Historic neighborhoods like Old City do not materialize overnight, and while their buildings transcend generations, it is the people that bring them to life. In order to generate long term value, real estate development must consider more than the financial return of the next seven years. Rather, development should build wealth over decades by contributing to the value of neighboring properties. By the same measure, buildings can support civic life by connecting people, providing opportunities for planned and spontaneous meetings, and serving as a backdrop for memories of times well spent.

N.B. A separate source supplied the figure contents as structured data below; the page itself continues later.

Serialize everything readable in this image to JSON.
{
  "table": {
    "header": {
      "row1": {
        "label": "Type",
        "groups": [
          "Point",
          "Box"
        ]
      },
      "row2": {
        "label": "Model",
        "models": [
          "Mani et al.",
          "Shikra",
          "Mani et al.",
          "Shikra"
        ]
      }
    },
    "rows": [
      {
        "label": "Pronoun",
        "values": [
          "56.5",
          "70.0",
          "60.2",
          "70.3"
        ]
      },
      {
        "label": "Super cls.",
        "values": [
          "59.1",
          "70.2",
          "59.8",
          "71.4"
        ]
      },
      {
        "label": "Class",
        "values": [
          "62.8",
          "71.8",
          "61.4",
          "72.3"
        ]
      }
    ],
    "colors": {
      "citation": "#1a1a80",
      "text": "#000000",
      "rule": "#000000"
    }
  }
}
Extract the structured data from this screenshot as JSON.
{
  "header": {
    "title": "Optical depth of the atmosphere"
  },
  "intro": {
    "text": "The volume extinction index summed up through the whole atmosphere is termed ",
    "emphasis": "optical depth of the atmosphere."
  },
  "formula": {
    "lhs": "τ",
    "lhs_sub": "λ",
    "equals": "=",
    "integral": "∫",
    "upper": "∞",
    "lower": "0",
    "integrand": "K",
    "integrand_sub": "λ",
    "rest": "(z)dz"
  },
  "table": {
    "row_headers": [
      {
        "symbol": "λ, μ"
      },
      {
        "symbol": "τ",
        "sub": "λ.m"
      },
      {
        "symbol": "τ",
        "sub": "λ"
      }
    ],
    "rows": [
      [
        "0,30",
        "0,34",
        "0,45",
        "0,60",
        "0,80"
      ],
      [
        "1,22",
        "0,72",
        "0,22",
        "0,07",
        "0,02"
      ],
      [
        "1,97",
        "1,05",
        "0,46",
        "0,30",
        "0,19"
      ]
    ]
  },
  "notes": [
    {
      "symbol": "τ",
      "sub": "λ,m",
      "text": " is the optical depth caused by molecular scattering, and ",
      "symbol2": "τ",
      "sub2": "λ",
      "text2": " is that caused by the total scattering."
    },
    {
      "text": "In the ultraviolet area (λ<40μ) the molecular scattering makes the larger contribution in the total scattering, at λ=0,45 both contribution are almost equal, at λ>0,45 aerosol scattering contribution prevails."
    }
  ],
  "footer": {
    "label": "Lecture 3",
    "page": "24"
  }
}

The Old City Design Guide is meant as a reference for property owners, developers, architects, and shopfront entrepreneurs. It is not intended as a regulatory document, but rather a tool for those invested in Old City. This Design Guide begins with a presentation of the types of development opportunities available in Old City and an outline of the policy positions of the Old City District in its role as Registered Community Organization, which weighs in on projects requesting variances or special exception permits. After a presentation of four development imperatives and guidelines for new buildings, shopfront design, and curbside options, it
concludes with a summary of the most applicable zoning regulations and some other especially useful design guides.
The Design Guide introduces four imperatives, or principles, that should be considered by any and all property improvement. Thereafter, it describes the critical characteristics of new buildings meant to fit into Old City, and storefront design that enlivens the street. The latter should be considered by new construction and renovation alike, by property owners and tenants.
The Old City Design Guide was featured as a "Preservation Win" in the PennPraxis Neighborhood Preservation Toolkit, published in 2018.